Keen Engineering Co. Ltd.
- Company type: Private
- Industry: Construction Services
- Founded: 1960
- Headquarters: North Vancouver, British Columbia
- Products: Engineering Services
- Number of employees: 275 (2005)

= Keen Engineering =

Keen Engineering Co. Ltd. was a consulting engineering firm based in Canada and the United States that operated from 1960 to 2005.

In the late 1950s James Keen, in association with Jerry Yost of Toronto, formed Yost Keen and Associates. The company successfully designed many projects in Toronto. They began to build a solid reputation within the consulting engineering industry that started bringing projects from Western Canada.

One of the Western projects obtained by the firm was located in Regina, Saskatchewan.
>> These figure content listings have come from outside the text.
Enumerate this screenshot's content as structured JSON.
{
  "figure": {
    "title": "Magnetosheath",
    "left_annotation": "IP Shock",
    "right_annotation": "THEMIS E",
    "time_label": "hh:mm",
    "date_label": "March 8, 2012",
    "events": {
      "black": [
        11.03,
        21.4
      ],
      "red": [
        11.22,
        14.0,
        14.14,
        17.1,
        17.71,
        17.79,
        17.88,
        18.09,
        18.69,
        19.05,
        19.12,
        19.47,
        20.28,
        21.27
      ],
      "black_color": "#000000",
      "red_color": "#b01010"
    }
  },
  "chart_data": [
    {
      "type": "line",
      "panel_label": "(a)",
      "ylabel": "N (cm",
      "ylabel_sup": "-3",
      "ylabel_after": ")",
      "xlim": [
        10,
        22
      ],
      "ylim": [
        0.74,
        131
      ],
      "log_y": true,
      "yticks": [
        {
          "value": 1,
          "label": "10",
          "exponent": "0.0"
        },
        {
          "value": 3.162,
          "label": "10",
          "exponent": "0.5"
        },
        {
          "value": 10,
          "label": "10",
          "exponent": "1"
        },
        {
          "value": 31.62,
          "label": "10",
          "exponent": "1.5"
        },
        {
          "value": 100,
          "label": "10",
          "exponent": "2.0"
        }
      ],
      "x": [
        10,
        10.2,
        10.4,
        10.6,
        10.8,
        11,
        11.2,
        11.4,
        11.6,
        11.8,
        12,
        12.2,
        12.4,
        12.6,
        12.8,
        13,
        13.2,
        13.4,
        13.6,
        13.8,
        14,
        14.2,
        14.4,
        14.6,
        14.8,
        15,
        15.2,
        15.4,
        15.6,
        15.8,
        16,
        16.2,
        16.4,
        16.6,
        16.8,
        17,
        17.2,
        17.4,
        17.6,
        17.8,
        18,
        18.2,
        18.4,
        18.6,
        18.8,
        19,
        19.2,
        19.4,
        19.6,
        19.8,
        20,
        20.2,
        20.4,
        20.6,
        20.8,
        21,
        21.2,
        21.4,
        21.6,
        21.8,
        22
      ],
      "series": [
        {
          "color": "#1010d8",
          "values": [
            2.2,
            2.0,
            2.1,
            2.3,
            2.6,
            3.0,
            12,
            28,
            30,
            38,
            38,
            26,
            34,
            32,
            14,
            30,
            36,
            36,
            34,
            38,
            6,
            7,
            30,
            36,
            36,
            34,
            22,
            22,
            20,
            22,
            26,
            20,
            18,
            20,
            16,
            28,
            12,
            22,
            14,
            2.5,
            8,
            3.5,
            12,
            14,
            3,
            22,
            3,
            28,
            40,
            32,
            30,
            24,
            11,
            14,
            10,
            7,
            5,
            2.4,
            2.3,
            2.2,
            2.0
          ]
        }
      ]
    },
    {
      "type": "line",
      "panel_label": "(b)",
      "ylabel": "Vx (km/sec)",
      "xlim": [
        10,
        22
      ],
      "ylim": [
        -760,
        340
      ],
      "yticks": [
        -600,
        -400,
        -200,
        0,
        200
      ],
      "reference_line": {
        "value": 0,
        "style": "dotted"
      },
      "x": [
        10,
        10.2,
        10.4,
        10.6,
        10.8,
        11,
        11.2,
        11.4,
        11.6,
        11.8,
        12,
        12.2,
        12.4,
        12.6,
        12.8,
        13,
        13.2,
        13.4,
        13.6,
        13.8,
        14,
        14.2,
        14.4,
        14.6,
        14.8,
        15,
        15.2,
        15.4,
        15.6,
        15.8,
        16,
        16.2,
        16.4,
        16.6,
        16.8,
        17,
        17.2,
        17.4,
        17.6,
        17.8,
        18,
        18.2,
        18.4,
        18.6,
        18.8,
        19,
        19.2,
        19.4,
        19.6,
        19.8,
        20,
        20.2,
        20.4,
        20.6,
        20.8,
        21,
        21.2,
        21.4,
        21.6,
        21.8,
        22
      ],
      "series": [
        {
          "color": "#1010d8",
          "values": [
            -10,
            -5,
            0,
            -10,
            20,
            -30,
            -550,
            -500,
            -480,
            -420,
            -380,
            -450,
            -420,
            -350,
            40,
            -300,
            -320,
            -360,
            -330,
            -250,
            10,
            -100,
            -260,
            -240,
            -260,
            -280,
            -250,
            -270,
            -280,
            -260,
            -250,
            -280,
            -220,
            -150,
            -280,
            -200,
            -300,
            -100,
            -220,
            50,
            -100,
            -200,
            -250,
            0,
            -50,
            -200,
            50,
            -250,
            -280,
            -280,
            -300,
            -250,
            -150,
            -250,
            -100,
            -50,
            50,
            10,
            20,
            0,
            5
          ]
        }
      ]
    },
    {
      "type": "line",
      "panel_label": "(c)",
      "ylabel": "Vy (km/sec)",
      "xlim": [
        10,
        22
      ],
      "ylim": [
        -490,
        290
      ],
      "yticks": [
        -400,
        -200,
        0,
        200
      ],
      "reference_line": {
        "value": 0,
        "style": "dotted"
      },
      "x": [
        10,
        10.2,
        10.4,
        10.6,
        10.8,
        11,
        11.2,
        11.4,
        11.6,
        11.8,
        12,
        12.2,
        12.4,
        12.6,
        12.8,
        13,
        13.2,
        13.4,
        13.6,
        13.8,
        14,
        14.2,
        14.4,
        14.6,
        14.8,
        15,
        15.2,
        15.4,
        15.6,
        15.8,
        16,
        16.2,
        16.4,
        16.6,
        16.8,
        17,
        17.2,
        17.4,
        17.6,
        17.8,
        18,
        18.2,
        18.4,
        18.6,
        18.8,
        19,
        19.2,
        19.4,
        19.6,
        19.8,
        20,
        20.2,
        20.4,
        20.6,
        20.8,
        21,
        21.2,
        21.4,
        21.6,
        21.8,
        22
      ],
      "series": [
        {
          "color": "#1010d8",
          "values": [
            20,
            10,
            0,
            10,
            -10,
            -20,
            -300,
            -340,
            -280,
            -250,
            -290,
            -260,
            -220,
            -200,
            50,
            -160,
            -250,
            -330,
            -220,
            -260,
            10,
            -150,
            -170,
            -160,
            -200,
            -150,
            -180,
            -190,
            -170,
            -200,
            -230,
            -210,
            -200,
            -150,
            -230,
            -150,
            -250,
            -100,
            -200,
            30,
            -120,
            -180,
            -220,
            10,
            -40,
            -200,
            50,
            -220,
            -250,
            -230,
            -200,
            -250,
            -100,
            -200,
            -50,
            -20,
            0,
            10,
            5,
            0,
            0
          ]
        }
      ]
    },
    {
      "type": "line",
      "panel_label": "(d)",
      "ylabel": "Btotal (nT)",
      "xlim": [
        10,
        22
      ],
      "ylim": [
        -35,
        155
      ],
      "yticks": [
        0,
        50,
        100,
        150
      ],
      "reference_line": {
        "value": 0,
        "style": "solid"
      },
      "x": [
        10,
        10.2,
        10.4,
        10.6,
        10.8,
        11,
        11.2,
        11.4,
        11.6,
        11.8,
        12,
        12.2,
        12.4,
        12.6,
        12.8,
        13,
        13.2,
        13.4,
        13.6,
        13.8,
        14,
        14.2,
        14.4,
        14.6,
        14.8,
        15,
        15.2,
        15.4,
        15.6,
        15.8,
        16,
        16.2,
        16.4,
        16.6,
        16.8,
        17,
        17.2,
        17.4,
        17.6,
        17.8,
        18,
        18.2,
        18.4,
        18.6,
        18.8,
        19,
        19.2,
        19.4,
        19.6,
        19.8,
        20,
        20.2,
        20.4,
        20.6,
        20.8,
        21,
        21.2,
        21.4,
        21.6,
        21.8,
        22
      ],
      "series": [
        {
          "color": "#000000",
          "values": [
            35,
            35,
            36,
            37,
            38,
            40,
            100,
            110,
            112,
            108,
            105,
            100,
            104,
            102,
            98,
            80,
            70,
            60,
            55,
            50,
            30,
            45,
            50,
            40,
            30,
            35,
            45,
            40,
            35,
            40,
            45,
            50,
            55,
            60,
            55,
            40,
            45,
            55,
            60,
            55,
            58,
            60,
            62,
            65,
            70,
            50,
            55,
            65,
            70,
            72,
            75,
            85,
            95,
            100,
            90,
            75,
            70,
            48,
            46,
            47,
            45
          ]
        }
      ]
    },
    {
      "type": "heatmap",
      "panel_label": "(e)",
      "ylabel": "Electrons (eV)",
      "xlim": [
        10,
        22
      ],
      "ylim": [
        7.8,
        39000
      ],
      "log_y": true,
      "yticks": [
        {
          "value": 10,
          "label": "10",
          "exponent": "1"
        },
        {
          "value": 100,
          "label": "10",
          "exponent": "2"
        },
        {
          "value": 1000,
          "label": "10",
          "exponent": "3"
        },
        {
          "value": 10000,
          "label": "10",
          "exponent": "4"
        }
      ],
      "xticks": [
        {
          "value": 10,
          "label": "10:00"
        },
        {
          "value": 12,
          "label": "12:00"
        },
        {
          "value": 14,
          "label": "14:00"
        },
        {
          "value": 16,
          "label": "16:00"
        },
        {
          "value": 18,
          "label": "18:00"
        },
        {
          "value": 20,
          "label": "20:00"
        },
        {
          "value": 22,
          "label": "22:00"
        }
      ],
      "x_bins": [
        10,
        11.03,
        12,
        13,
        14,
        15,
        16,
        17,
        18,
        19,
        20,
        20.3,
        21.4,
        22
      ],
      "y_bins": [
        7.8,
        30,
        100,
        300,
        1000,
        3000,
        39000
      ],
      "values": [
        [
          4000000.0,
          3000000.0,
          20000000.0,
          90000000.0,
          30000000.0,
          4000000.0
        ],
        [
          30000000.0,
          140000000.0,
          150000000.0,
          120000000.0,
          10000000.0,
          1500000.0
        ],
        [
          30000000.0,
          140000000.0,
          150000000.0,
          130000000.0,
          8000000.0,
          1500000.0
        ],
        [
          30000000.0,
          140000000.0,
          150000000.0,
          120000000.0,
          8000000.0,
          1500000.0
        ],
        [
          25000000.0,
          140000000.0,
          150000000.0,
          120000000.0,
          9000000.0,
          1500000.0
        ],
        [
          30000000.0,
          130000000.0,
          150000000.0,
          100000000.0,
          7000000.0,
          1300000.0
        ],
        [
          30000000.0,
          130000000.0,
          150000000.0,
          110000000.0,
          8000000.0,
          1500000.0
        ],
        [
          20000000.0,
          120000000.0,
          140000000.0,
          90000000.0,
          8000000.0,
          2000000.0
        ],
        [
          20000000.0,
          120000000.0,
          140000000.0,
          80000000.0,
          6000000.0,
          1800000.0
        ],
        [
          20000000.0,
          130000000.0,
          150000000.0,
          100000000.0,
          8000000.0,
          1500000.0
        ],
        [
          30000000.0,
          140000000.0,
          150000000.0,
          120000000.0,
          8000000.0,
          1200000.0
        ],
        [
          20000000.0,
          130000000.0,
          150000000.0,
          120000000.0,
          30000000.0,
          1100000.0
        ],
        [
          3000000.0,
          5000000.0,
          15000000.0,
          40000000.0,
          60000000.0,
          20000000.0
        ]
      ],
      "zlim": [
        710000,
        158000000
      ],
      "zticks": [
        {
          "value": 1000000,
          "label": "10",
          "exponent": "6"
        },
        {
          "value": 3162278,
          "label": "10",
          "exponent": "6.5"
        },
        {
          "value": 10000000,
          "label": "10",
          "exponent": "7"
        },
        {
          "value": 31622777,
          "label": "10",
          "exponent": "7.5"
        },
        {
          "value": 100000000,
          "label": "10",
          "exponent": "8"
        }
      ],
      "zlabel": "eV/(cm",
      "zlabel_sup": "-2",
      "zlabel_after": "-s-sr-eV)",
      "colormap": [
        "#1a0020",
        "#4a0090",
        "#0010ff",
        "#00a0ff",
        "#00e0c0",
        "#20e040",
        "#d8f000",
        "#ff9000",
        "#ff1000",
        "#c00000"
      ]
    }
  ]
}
In order to successfully complete this project, the partners decided that an office needed to be set up in Regina. Jim Keen opened the Regina office. By 1960 the two partners agreed to split into two firms, and the Regina office became Keen Engineering Co. Ltd. James Keen and the principals of the newly formed Keen Engineering decided to aggressively pursue the growing Western Canadian market. After conducting a careful analysis of the building services market, the directors decided to open offices in Edmonton and Calgary in Alberta and Vancouver in British Columbia.
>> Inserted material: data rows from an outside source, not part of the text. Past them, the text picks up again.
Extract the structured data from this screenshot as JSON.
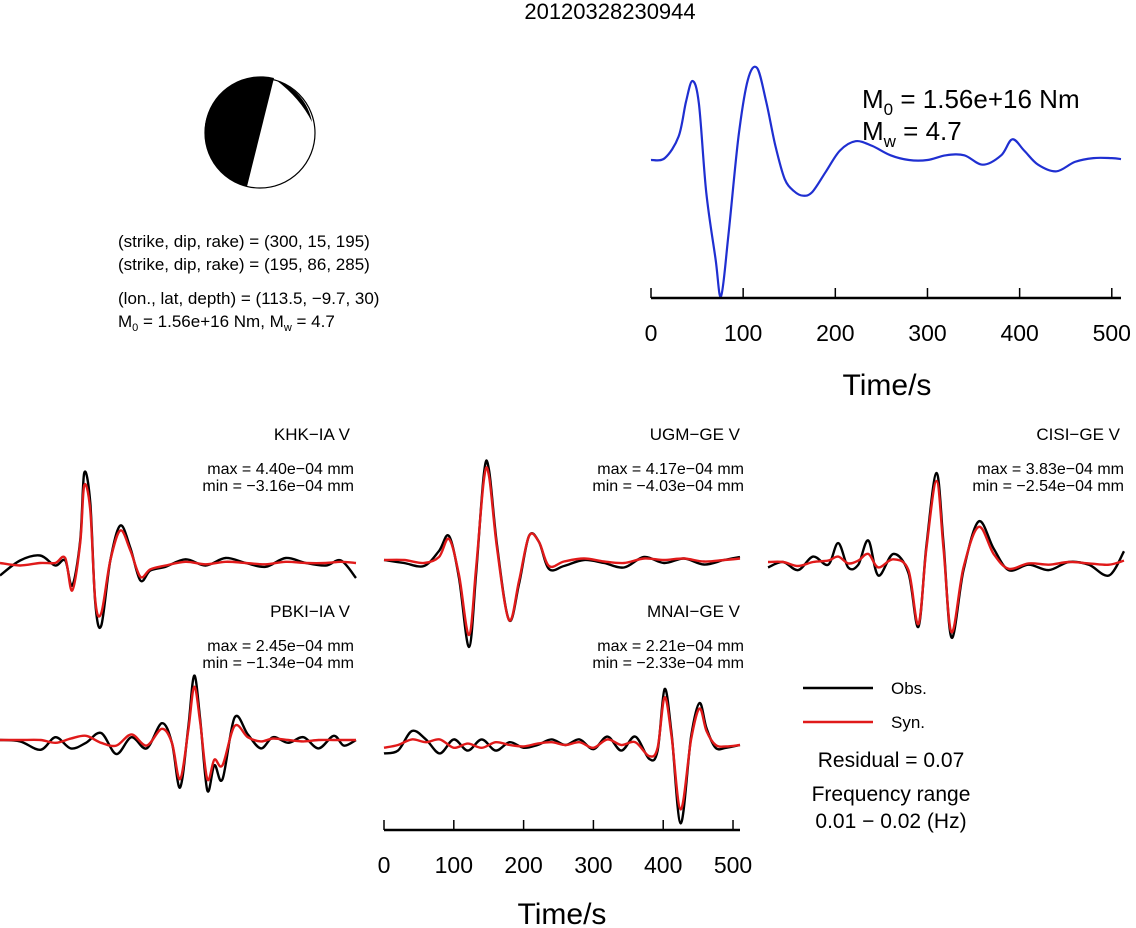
{
  "title": "20120328230944",
  "colors": {
    "stf": "#1f2fd1",
    "observed": "#000000",
    "synthetic": "#e01a1a",
    "beachball_fill": "#000000"
  },
  "mechanism": {
    "lines": [
      "(strike, dip, rake) = (300, 15, 195)",
      "(strike, dip, rake) = (195, 86, 285)",
      "(lon., lat, depth) = (113.5, −9.7, 30)"
    ],
    "m0_prefix": "M",
    "m0_sub": "0",
    "m0_value": " = 1.56e+16 Nm, M",
    "mw_sub": "w",
    "mw_value": " = 4.7"
  },
  "chart_data": [
    {
      "type": "line",
      "name": "source time function",
      "xlabel": "Time/s",
      "xlim": [
        0,
        510
      ],
      "xticks": [
        "0",
        "100",
        "200",
        "300",
        "400",
        "500"
      ],
      "annotation": {
        "m0_prefix": "M",
        "m0_sub": "0",
        "m0_value": " = 1.56e+16 Nm",
        "mw_prefix": "M",
        "mw_sub": "w",
        "mw_value": " = 4.7"
      },
      "x": [
        0,
        15,
        30,
        38,
        45,
        52,
        60,
        70,
        76,
        84,
        95,
        105,
        115,
        125,
        135,
        145,
        155,
        165,
        175,
        190,
        205,
        222,
        240,
        260,
        280,
        300,
        320,
        340,
        360,
        380,
        392,
        405,
        420,
        440,
        460,
        480,
        500,
        510
      ],
      "values": [
        0.0,
        0.02,
        0.25,
        0.62,
        0.84,
        0.6,
        -0.35,
        -1.05,
        -1.45,
        -0.8,
        0.25,
        0.85,
        0.98,
        0.62,
        0.15,
        -0.2,
        -0.33,
        -0.38,
        -0.34,
        -0.12,
        0.1,
        0.2,
        0.15,
        0.05,
        0.0,
        0.0,
        0.05,
        0.05,
        -0.05,
        0.05,
        0.22,
        0.1,
        -0.05,
        -0.12,
        -0.02,
        0.02,
        0.02,
        0.01
      ]
    },
    {
      "type": "line",
      "station": "KHK−IA V",
      "max_label": "max = 4.40e−04 mm",
      "min_label": "min = −3.16e−04 mm",
      "series": [
        {
          "name": "Obs.",
          "x": [
            0,
            20,
            40,
            55,
            65,
            72,
            80,
            84,
            90,
            95,
            101,
            110,
            120,
            130,
            140,
            150,
            165,
            185,
            205,
            225,
            245,
            265,
            285,
            305,
            325,
            340,
            355
          ],
          "values": [
            -0.5,
            0.1,
            0.3,
            -0.1,
            0.1,
            -0.9,
            0.9,
            3.6,
            2.4,
            -1.6,
            -2.5,
            0.1,
            1.5,
            0.6,
            -0.7,
            -0.3,
            -0.15,
            0.15,
            -0.1,
            0.2,
            0.0,
            -0.15,
            0.2,
            0.0,
            -0.1,
            0.1,
            -0.6
          ]
        },
        {
          "name": "Syn.",
          "x": [
            0,
            20,
            40,
            55,
            65,
            72,
            80,
            84,
            90,
            95,
            101,
            110,
            120,
            130,
            140,
            150,
            165,
            185,
            205,
            225,
            245,
            265,
            285,
            305,
            325,
            340,
            355
          ],
          "values": [
            0.0,
            -0.1,
            0.0,
            0.0,
            0.2,
            -1.1,
            0.8,
            3.1,
            2.1,
            -1.5,
            -2.0,
            0.1,
            1.3,
            0.5,
            -0.55,
            -0.25,
            -0.1,
            0.05,
            -0.05,
            0.05,
            0.0,
            -0.05,
            0.05,
            0.0,
            0.0,
            0.05,
            0.0
          ]
        }
      ]
    },
    {
      "type": "line",
      "station": "UGM−GE V",
      "max_label": "max = 4.17e−04 mm",
      "min_label": "min = −4.03e−04 mm",
      "series": [
        {
          "name": "Obs.",
          "x": [
            0,
            20,
            40,
            55,
            65,
            75,
            85,
            92,
            100,
            105,
            113,
            125,
            135,
            145,
            155,
            165,
            180,
            200,
            220,
            240,
            260,
            280,
            300,
            320,
            340,
            356
          ],
          "values": [
            0.0,
            -0.1,
            -0.2,
            0.3,
            0.8,
            -0.6,
            -2.9,
            -0.5,
            2.9,
            3.0,
            0.5,
            -2.0,
            -0.8,
            0.8,
            0.6,
            -0.3,
            -0.2,
            0.0,
            -0.1,
            -0.25,
            0.1,
            -0.1,
            0.05,
            -0.15,
            0.0,
            0.1
          ]
        },
        {
          "name": "Syn.",
          "x": [
            0,
            20,
            40,
            55,
            65,
            75,
            85,
            92,
            100,
            105,
            113,
            125,
            135,
            145,
            155,
            165,
            180,
            200,
            220,
            240,
            260,
            280,
            300,
            320,
            340,
            356
          ],
          "values": [
            0.0,
            0.0,
            -0.1,
            0.1,
            0.7,
            -0.5,
            -2.5,
            -0.3,
            2.7,
            2.8,
            0.4,
            -2.0,
            -0.7,
            0.8,
            0.6,
            -0.2,
            -0.05,
            0.05,
            -0.05,
            -0.1,
            0.05,
            0.0,
            0.05,
            -0.05,
            0.0,
            0.05
          ]
        }
      ]
    },
    {
      "type": "line",
      "station": "CISI−GE V",
      "max_label": "max = 3.83e−04 mm",
      "min_label": "min = −2.54e−04 mm",
      "series": [
        {
          "name": "Obs.",
          "x": [
            0,
            15,
            30,
            45,
            60,
            70,
            80,
            90,
            100,
            110,
            125,
            140,
            150,
            158,
            168,
            175,
            183,
            195,
            210,
            225,
            240,
            260,
            280,
            300,
            320,
            340,
            355
          ],
          "values": [
            -0.2,
            0.0,
            -0.3,
            0.2,
            -0.1,
            0.7,
            -0.2,
            -0.1,
            0.8,
            -0.5,
            0.3,
            -0.4,
            -2.4,
            0.6,
            3.3,
            0.7,
            -2.8,
            -0.3,
            1.5,
            0.5,
            -0.3,
            -0.1,
            -0.3,
            0.0,
            -0.1,
            -0.5,
            0.4
          ]
        },
        {
          "name": "Syn.",
          "x": [
            0,
            15,
            30,
            45,
            60,
            70,
            80,
            90,
            100,
            110,
            125,
            140,
            150,
            158,
            168,
            175,
            183,
            195,
            210,
            225,
            240,
            260,
            280,
            300,
            320,
            340,
            355
          ],
          "values": [
            0.0,
            0.0,
            -0.15,
            0.0,
            0.05,
            0.2,
            -0.05,
            0.05,
            0.3,
            -0.2,
            0.1,
            -0.3,
            -2.3,
            0.5,
            3.0,
            0.5,
            -2.6,
            -0.2,
            1.3,
            0.3,
            -0.25,
            -0.05,
            -0.1,
            0.0,
            -0.05,
            -0.1,
            0.05
          ]
        }
      ]
    },
    {
      "type": "line",
      "station": "PBKI−IA V",
      "max_label": "max = 2.45e−04 mm",
      "min_label": "min = −1.34e−04 mm",
      "series": [
        {
          "name": "Obs.",
          "x": [
            0,
            20,
            40,
            55,
            70,
            85,
            100,
            115,
            130,
            145,
            160,
            170,
            178,
            186,
            192,
            198,
            205,
            212,
            220,
            232,
            245,
            258,
            270,
            285,
            300,
            315,
            330,
            340,
            352
          ],
          "values": [
            0.0,
            -0.05,
            -0.35,
            0.1,
            -0.3,
            -0.1,
            0.25,
            -0.5,
            0.1,
            -0.3,
            0.6,
            -0.1,
            -1.7,
            0.4,
            2.3,
            0.7,
            -1.8,
            -0.9,
            -1.4,
            0.8,
            0.2,
            -0.3,
            0.1,
            -0.1,
            0.1,
            -0.3,
            0.15,
            -0.2,
            0.0
          ]
        },
        {
          "name": "Syn.",
          "x": [
            0,
            20,
            40,
            55,
            70,
            85,
            100,
            115,
            130,
            145,
            160,
            170,
            178,
            186,
            192,
            198,
            205,
            212,
            220,
            232,
            245,
            258,
            270,
            285,
            300,
            315,
            330,
            340,
            352
          ],
          "values": [
            0.0,
            0.0,
            0.0,
            -0.1,
            0.05,
            0.15,
            -0.1,
            -0.2,
            0.2,
            -0.2,
            0.4,
            -0.1,
            -1.4,
            0.3,
            1.9,
            0.6,
            -1.4,
            -0.7,
            -0.9,
            0.5,
            0.1,
            -0.05,
            0.05,
            0.0,
            -0.05,
            0.0,
            0.0,
            0.0,
            0.0
          ]
        }
      ]
    },
    {
      "type": "line",
      "station": "MNAI−GE V",
      "max_label": "max = 2.21e−04 mm",
      "min_label": "min = −2.33e−04 mm",
      "xlabel": "Time/s",
      "xlim": [
        0,
        510
      ],
      "xticks": [
        "0",
        "100",
        "200",
        "300",
        "400",
        "500"
      ],
      "series": [
        {
          "name": "Obs.",
          "x": [
            0,
            20,
            40,
            60,
            80,
            100,
            120,
            140,
            160,
            180,
            200,
            220,
            240,
            260,
            280,
            300,
            320,
            340,
            360,
            380,
            392,
            402,
            412,
            425,
            440,
            452,
            462,
            475,
            490,
            510
          ],
          "values": [
            -0.3,
            -0.2,
            0.5,
            0.2,
            -0.3,
            0.2,
            -0.2,
            0.2,
            -0.2,
            0.1,
            -0.1,
            0.0,
            0.2,
            0.0,
            0.2,
            -0.15,
            0.3,
            -0.2,
            0.3,
            -0.5,
            -0.2,
            2.0,
            0.4,
            -2.8,
            0.3,
            1.5,
            0.6,
            -0.1,
            -0.1,
            0.0
          ]
        },
        {
          "name": "Syn.",
          "x": [
            0,
            20,
            40,
            60,
            80,
            100,
            120,
            140,
            160,
            180,
            200,
            220,
            240,
            260,
            280,
            300,
            320,
            340,
            360,
            380,
            392,
            402,
            412,
            425,
            440,
            452,
            462,
            475,
            490,
            510
          ],
          "values": [
            -0.1,
            0.0,
            0.2,
            0.1,
            0.2,
            -0.1,
            0.05,
            -0.1,
            0.1,
            0.0,
            -0.05,
            0.05,
            0.1,
            0.0,
            0.1,
            -0.1,
            0.2,
            0.0,
            0.1,
            -0.4,
            -0.1,
            1.7,
            0.3,
            -2.3,
            0.2,
            1.3,
            0.5,
            0.0,
            -0.05,
            0.0
          ]
        }
      ]
    }
  ],
  "legend": {
    "obs_label": "Obs.",
    "syn_label": "Syn.",
    "residual": "Residual = 0.07",
    "freq_title": "Frequency range",
    "freq_value": "0.01 − 0.02 (Hz)"
  }
}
Due to market fluctuations in the late 1970s, they decided to close the Regina office. However, the Edmonton, Calgary and Vancouver offices continued to flourish and prosper. In the late 1980s, a new office was opened in Toronto, marking the end of a round-trip journey.

James Keen retired in 1980 and Tom Johnston was appointed president. Johnston oversaw Keen's expansion to total seven offices across Canada and began to consider international projects. After 18 successful years of growth, Johnston retired from the presidency in 1999. James Keen died in 2000, but the company name lived on.
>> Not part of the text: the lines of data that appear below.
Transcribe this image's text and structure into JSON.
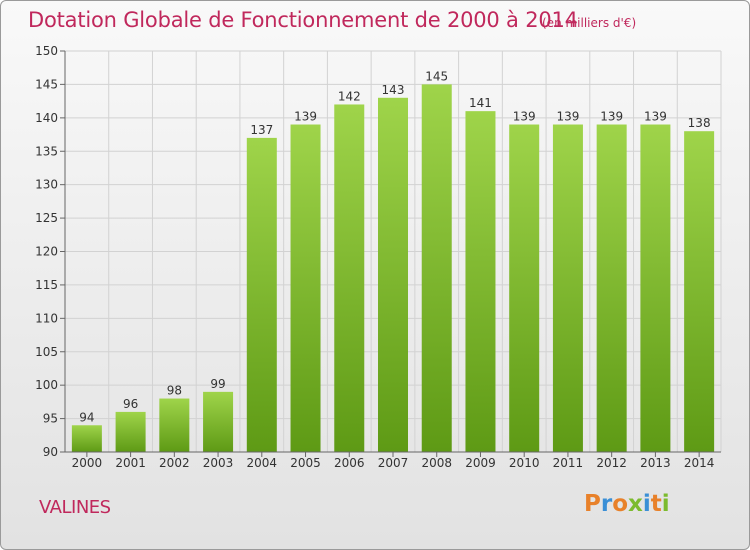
{
  "chart_data": {
    "type": "bar",
    "title": "Dotation Globale de Fonctionnement de 2000 à 2014",
    "unit_note": "(en milliers d'€)",
    "categories": [
      "2000",
      "2001",
      "2002",
      "2003",
      "2004",
      "2005",
      "2006",
      "2007",
      "2008",
      "2009",
      "2010",
      "2011",
      "2012",
      "2013",
      "2014"
    ],
    "values": [
      94,
      96,
      98,
      99,
      137,
      139,
      142,
      143,
      145,
      141,
      139,
      139,
      139,
      139,
      138
    ],
    "ylim": [
      90,
      150
    ],
    "yticks": [
      90,
      95,
      100,
      105,
      110,
      115,
      120,
      125,
      130,
      135,
      140,
      145,
      150
    ],
    "grid": true,
    "bar_color": "#7cbb2e"
  },
  "footer": {
    "place": "VALINES",
    "logo": "Proxiti",
    "logo_colors": [
      "#e8812a",
      "#3a8fd6",
      "#e8812a",
      "#7cbb2e",
      "#3a8fd6",
      "#e8812a",
      "#7cbb2e"
    ]
  }
}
Kevin Hydes was appointed president of Keen in 1998. Under Hydes's guidance, Keen Engineering quickly became a leader in the field of green engineering. This quickly led to the formation of Keengreen - a division of Keen that focused exclusively on green design. This group promoted sustainable design across the entire company so effectively that green design became the company's philosophy. As a result of this new policy, Keen became a world leader in sustainable building design, having over 160 Leadership in Energy and Environmental Design (LEED) accredited professionals on staff by 2005, the most of any organization in the world.

In May 2000, Keen expanded its North American operations by opening an office in Seattle, Washington, and later in San Francisco. In 2001, Keen opened its eighth Canadian office in Ottawa, Ontario.

Throughout its history, Keen Engineering remained 100% employee-owned.

Some of the more prestigious projects that Keen designed include:
- Library Square in Vancouver, British Columbia
- UOIT in Oshawa, Ontario
- Simon Fraser University West Mall Campus in Burnaby, British Columbia
- York University Computer Science Building in Toronto, Ontario
- C. K. Choi Building, University of British Columbia, Vancouver

In August 2005, it was announced that Keen Engineering Co. Ltd. had entered into an agreement with Stantec of Edmonton, Alberta, to merge with their building engineering division. On October 3, 2005, Keen Engineering was officially merged with Stantec and Keen Engineering ceased to exist.